Forum OpenACS Q&A: Re: AOLserver 4 not yet ready for prime time if you need SSL

Gustav,

I let Pound add an extra X header when the client has a HTTPS connection to Pound. X-SSL-Request is set to true to indicate that the connection to the browser is secure.

The request processor and the security procs of OpenACS then treat the connection as if directly connection over HTTPS to AOLserver. Or in a schema:

HTTPS -> Pound -> HTTP + X-SSL-Request: true -> AOLserver

is treated the same as:

HTTPS -> AOLserver

For now the mods to OpenACS don't verify that the IP address of the request coming from Pound is indeed originating from a trusted proxy. A hacker knowing the (internal) IP address of the proxy could potentially spoof a secure connection. Cross-referencing the IP address against a (list of) trusted IP address(es), however, is trivial to add.

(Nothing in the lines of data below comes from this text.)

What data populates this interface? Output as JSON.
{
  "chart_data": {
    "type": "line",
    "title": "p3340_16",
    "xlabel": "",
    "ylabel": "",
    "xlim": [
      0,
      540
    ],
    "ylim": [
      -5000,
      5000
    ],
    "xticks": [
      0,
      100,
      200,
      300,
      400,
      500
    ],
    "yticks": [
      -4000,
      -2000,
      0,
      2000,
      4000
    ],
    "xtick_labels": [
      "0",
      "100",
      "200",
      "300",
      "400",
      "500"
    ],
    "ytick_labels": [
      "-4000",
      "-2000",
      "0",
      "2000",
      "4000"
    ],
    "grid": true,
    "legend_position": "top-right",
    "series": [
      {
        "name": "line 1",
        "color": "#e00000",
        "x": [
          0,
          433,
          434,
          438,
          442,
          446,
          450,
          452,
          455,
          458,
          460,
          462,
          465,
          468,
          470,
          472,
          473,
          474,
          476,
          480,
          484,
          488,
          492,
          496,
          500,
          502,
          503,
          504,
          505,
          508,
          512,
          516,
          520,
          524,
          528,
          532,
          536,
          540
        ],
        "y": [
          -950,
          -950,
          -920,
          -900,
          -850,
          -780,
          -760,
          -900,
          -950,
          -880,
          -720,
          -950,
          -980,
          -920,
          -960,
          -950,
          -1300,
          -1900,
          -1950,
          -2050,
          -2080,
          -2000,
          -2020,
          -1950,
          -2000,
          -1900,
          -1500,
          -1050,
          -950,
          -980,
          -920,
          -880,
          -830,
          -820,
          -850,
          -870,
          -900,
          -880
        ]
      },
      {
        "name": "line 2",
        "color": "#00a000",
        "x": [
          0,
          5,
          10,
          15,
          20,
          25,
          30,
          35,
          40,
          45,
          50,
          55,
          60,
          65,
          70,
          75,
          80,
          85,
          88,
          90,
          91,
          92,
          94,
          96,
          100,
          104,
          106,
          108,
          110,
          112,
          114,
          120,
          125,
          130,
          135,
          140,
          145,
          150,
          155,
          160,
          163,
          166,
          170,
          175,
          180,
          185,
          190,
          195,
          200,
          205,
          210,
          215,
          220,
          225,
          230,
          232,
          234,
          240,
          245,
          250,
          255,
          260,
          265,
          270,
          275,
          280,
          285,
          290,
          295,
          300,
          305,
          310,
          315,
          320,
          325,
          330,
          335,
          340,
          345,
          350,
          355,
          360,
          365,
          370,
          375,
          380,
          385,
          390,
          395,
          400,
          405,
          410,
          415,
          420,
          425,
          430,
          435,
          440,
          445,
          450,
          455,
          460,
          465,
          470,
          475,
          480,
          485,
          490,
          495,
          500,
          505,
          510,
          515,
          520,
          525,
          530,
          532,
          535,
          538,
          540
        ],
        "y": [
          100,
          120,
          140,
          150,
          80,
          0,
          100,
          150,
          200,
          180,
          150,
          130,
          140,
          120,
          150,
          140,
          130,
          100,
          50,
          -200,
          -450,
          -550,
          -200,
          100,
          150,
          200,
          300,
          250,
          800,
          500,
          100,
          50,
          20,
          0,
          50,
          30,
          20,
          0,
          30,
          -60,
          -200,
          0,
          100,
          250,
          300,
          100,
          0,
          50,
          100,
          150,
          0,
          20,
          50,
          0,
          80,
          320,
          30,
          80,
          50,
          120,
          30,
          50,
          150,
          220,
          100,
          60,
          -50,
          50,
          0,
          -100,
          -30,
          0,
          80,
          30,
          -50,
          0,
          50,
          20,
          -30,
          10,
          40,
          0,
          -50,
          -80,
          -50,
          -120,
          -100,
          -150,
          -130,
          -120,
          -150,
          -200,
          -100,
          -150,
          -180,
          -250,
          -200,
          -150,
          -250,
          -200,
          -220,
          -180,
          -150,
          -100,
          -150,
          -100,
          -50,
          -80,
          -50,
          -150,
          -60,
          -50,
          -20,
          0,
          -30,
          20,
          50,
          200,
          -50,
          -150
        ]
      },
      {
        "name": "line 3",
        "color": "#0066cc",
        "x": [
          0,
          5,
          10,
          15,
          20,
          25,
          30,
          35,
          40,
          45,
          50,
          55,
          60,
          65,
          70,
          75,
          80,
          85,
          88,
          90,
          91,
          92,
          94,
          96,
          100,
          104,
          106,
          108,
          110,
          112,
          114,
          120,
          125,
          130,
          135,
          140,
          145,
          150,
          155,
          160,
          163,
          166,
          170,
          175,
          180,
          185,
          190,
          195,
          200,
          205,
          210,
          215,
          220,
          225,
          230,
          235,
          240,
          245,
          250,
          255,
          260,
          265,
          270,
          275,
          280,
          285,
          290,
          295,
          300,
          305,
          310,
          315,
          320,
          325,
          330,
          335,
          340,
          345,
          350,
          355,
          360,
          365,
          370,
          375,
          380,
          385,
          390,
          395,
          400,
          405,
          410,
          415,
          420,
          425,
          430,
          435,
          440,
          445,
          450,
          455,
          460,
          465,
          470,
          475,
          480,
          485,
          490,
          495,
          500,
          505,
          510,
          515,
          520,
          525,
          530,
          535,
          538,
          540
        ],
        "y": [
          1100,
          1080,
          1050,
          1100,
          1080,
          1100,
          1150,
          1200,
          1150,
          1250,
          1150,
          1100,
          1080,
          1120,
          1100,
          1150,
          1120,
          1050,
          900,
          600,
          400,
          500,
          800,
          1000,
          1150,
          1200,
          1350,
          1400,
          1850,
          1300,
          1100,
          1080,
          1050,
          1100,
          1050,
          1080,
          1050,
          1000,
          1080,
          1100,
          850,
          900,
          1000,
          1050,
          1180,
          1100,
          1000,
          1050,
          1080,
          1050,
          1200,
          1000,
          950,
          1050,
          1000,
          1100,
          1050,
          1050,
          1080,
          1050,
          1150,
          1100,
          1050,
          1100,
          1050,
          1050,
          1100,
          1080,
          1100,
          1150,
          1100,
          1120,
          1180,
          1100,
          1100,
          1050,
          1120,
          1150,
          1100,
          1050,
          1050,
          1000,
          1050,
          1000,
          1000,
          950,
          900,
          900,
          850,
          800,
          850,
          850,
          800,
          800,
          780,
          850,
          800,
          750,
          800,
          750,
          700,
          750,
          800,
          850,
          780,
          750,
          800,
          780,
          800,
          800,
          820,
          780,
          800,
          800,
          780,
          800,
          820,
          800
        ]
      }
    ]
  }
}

Did you know that AOLserver 4.x automatically records the X-Forwarded-For IP address?

Bart
the Code Mill

Hi Bart,

i was not aware that OACS treats secure connections differently. We only allow ip traffice to the backend
from trusted machines (e.g. the proxy) via firewall.
Since all oacs applications uses ad_conn peeraddr,
the mentioned fix was easy enough.

Concerning 4.x & forwarded-for: no, i was not aware
of this either. I once brought it up on the aolserver
list, but got the impression that people were mostly
objecting the idea, since it would in the general
case leave room for spoofing.

We strip from the pound configuration all incoming
X-Forwarded-For headers, together with the firewall
rules, i believe we are on the safe side.